SAB 121 – limited political repercussions?

Senator Cynthia Lummis who introduced the resolution to the Senate said after the veto, “The SEC should never use staff accounting bulletins to determine policies – especially for industries it does not regulate.”

She continued, “Instead of listening to the will of the American people and reining in the SEC, President Biden doubled down on his administration’s failed policies at the expense of American consumers.”

In the past few weeks, Democrats gave mixed messages during an election year.
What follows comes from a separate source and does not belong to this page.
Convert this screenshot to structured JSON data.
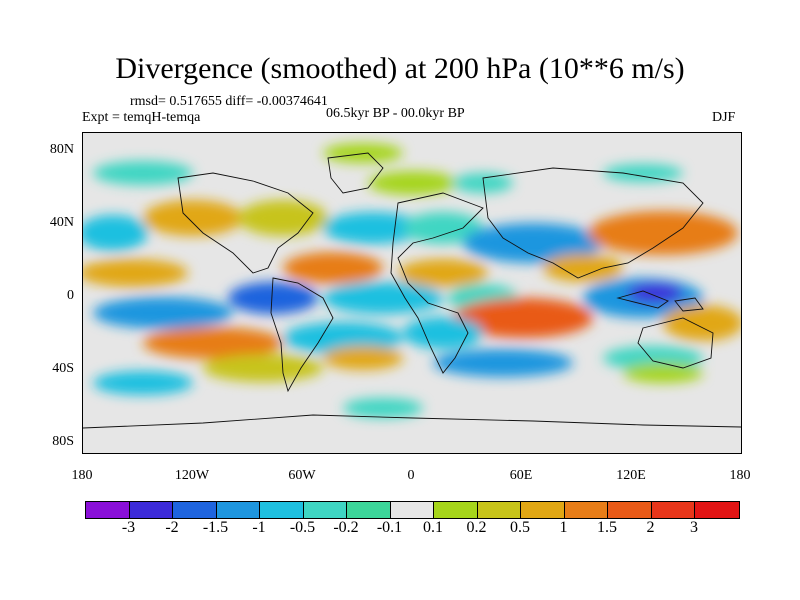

Several Democrats supported the resolution to overturn SAB 121, and Congress passed the FIT 21 crypto legislation, with quite a few Democrats supporting it.

Additionally, the SEC did a 180 degree turn on Ethereum, saying Ether is a commodity while giving preliminary approval for listing Ether ETFs.

On the face of it, the SEC gave up something – its position that Ether is a security – in exchange for keeping SAB 121.

Classifying Ether as a commodity might help to avoid losing votes, but SAB 121 is a somewhat obscure issue for the general public and banks are unpopular. Hence, President Biden’s veto might have fewer political consequences.